Clutching the massive stones, he paced along the other walls or sides of the room, with weary and difficult footsteps, and at last traversed the three sides, and leaning against the wall, he endeavored to impress his wandering mind with some definite idea of the shape and dimensions of the vault.
“I stand in a small room, with floor and walls of massive stone,” he slowly muttered, “it is square in shape, and each side of the cell is five paces in length, and somewhat more than the stature of a man in height. The stones are solid, and to all appearance are some three feet thick. There is no outlet, no passage from the vault. I am indeed—Buried, and buried alive!”
He passed with difficult steps along the fourth wall of the vault, determined to repose his shattered frame awhile, even though his resting place was his coffin. In a moment measuring three paces, he arrived at the spot where he supposed he had left the coffin. Extending his foot to and fro, in search of his late tenement, he was struck with a new horror:
“It is gone—the coffin is gone!”
Words cannot picture the utter horror with which this was spoken.

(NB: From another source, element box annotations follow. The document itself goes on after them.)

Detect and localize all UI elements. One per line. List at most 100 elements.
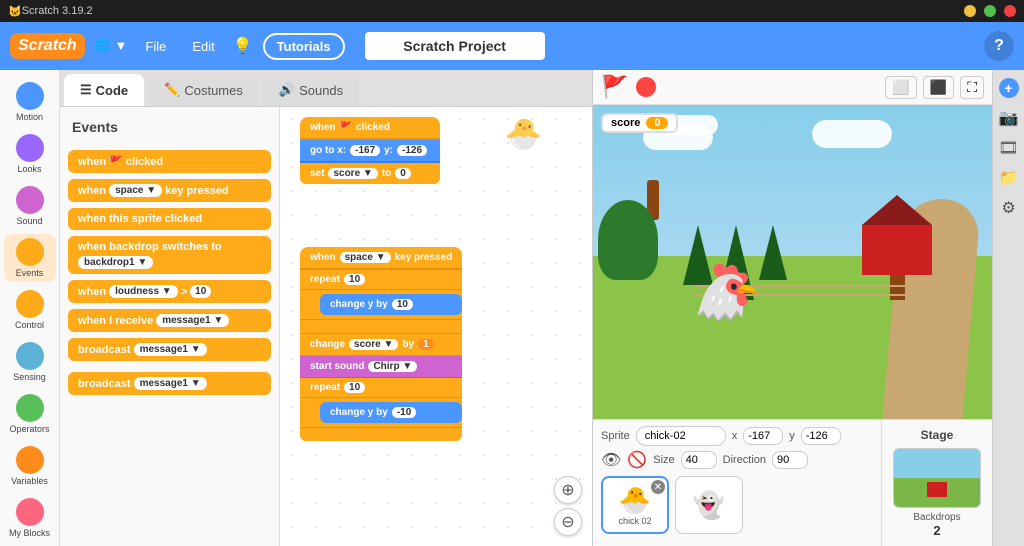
repeat-notch: ↩ — [300, 320, 462, 334]
message-dropdown[interactable]: message1 ▼ — [156, 314, 229, 327]
camera-btn[interactable]: 📷 — [999, 108, 1019, 128]
block-text: key pressed — [165, 185, 229, 197]
language-btn[interactable]: 🌐 ▼ — [95, 38, 128, 54]
title-bar: 🐱 Scratch 3.19.2 — [0, 0, 1024, 22]
folder-btn[interactable]: 📁 — [999, 168, 1019, 188]
block-broadcast2[interactable]: broadcast message1 ▼ — [68, 372, 271, 395]
y-label: y — [789, 430, 795, 442]
stop-btn[interactable] — [636, 77, 656, 97]
bottom-right: Sprite x y 👁 🚫 Size Direction — [593, 419, 992, 546]
file-menu-btn[interactable]: File — [137, 35, 174, 58]
block-change-score[interactable]: change score ▼ by 1 — [300, 334, 462, 356]
score-drop[interactable]: score ▼ — [328, 168, 377, 179]
sounds-tab-icon: 🔊 — [279, 82, 295, 98]
sprite-y-input[interactable] — [801, 427, 841, 445]
control-label: Control — [15, 320, 44, 330]
help-btn[interactable]: ? — [984, 31, 1014, 61]
key-dropdown[interactable]: space ▼ — [109, 184, 162, 197]
category-motion[interactable]: Motion — [4, 78, 56, 126]
block-when-loudness[interactable]: when loudness ▼ > 10 — [68, 280, 271, 303]
score-value: 0 — [646, 117, 668, 129]
sound-drop[interactable]: Chirp ▼ — [368, 361, 417, 372]
tabs-bar: ☰ Code ✏️ Costumes 🔊 Sounds — [60, 70, 592, 107]
block-flag-clicked-1[interactable]: when 🚩 clicked — [300, 117, 440, 140]
green-flag-btn[interactable]: 🚩 — [601, 74, 628, 100]
category-sensing[interactable]: Sensing — [4, 338, 56, 386]
broadcast-dropdown[interactable]: message1 ▼ — [134, 343, 207, 356]
sensing-dot — [16, 342, 44, 370]
motion-dot — [16, 82, 44, 110]
project-title[interactable]: Scratch Project — [365, 32, 545, 60]
stage-section: Stage Backdrops 2 — [882, 420, 992, 546]
key-pressed-text: key pressed — [395, 252, 453, 263]
stage-thumbnail[interactable] — [893, 448, 981, 508]
hide-btn[interactable]: 🚫 — [627, 450, 647, 470]
sprite-x-input[interactable] — [743, 427, 783, 445]
score-zero: 0 — [395, 168, 411, 179]
block-set-score[interactable]: set score ▼ to 0 — [300, 163, 440, 184]
block-start-sound[interactable]: start sound Chirp ▼ — [300, 356, 462, 378]
lightbulb-btn[interactable]: 💡 — [233, 36, 253, 56]
block-repeat-10-2[interactable]: repeat 10 — [300, 378, 462, 398]
zoom-out-btn[interactable]: ⊖ — [554, 508, 582, 536]
right-panel: 🚩 ⬜ ⬛ ⛶ — [592, 70, 992, 546]
block-when-sprite-clicked[interactable]: when this sprite clicked — [68, 208, 271, 230]
sprite-delete-btn[interactable]: ✕ — [651, 480, 665, 494]
add-btn[interactable]: + — [999, 78, 1019, 98]
category-myblocks[interactable]: My Blocks — [4, 494, 56, 542]
script-canvas[interactable]: when 🚩 clicked go to x: -167 y: -126 set… — [280, 107, 592, 546]
show-btn[interactable]: 👁 — [601, 450, 621, 470]
direction-input[interactable] — [772, 451, 808, 469]
tab-code[interactable]: ☰ Code — [64, 74, 144, 106]
repeat-val: 10 — [344, 274, 365, 285]
block-when-flag-clicked[interactable]: when 🚩 clicked — [68, 150, 271, 173]
close-btn[interactable] — [1004, 5, 1016, 17]
score-drop2[interactable]: score ▼ — [349, 339, 398, 350]
block-space-key[interactable]: when space ▼ key pressed — [300, 247, 462, 270]
sprite-thumb-ghost[interactable]: 👻 — [675, 476, 743, 534]
edit-menu-btn[interactable]: Edit — [184, 35, 222, 58]
sprite-thumb-chick[interactable]: ✕ 🐣 chick 02 — [601, 476, 669, 534]
category-sound[interactable]: Sound — [4, 182, 56, 230]
zoom-in-btn[interactable]: ⊕ — [554, 476, 582, 504]
block-goto[interactable]: go to x: -167 y: -126 — [300, 140, 440, 163]
stage-canvas: score 0 🐔 — [593, 105, 992, 419]
block-text: when — [78, 185, 106, 197]
broadcast2-dropdown[interactable]: message1 ▼ — [134, 377, 207, 390]
category-operators[interactable]: Operators — [4, 390, 56, 438]
block-when-backdrop[interactable]: when backdrop switches to backdrop1 ▼ — [68, 236, 271, 274]
chick-sprite: 🐔 — [693, 260, 761, 325]
space-drop[interactable]: space ▼ — [340, 252, 391, 263]
tab-sounds[interactable]: 🔊 Sounds — [263, 74, 359, 106]
stage-large-btn[interactable]: ⬛ — [923, 76, 954, 99]
block-when-key-pressed[interactable]: when space ▼ key pressed — [68, 179, 271, 202]
tutorials-btn[interactable]: Tutorials — [263, 33, 345, 60]
maximize-btn[interactable] — [984, 5, 996, 17]
block-repeat-10[interactable]: repeat 10 — [300, 270, 462, 290]
category-control[interactable]: Control — [4, 286, 56, 334]
backdrop-dropdown[interactable]: backdrop1 ▼ — [78, 256, 153, 269]
events-label: Events — [16, 268, 44, 278]
block-change-y-10[interactable]: change y by 10 — [320, 294, 462, 315]
sensor-dropdown[interactable]: loudness ▼ — [109, 285, 178, 298]
gear-btn[interactable]: ⚙ — [1001, 198, 1015, 218]
minimize-btn[interactable] — [964, 5, 976, 17]
block-text: when — [78, 156, 106, 168]
y-val: -126 — [397, 145, 427, 156]
video-btn[interactable]: 🎞 — [998, 138, 1018, 158]
sprite-name-input[interactable] — [636, 426, 726, 446]
backdrops-label: Backdrops — [913, 512, 960, 523]
fullscreen-btn[interactable]: ⬜ — [885, 76, 916, 99]
block-broadcast[interactable]: broadcast message1 ▼ — [68, 338, 271, 361]
category-variables[interactable]: Variables — [4, 442, 56, 490]
category-looks[interactable]: Looks — [4, 130, 56, 178]
fullscreen2-btn[interactable]: ⛶ — [960, 76, 984, 99]
size-input[interactable] — [681, 451, 717, 469]
block-when-receive[interactable]: when I receive message1 ▼ — [68, 309, 271, 332]
category-events[interactable]: Events — [4, 234, 56, 282]
palette-title: Events — [68, 115, 271, 139]
block-change-y-neg10[interactable]: change y by -10 — [320, 402, 462, 423]
tab-costumes[interactable]: ✏️ Costumes — [148, 74, 259, 106]
motion-label: Motion — [16, 112, 43, 122]
code-tab-icon: ☰ — [80, 82, 92, 98]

All the despair that an Angel of God might feel, when toppled from the battlements of Heaven into the infernal abyss, then visited the breast of Adrian Di Albarone.
“It is a mere phantasy,” he exclaimed, “I have chanced upon the wrong side of the room.”
Again the sides of the vault were paced, and yet the coffin was not within his reach.
It was gone from its position near the wall, and his physical strength did not suffice to advance toward the centre of the room.
What invisible hand was it, that removed the Coffin?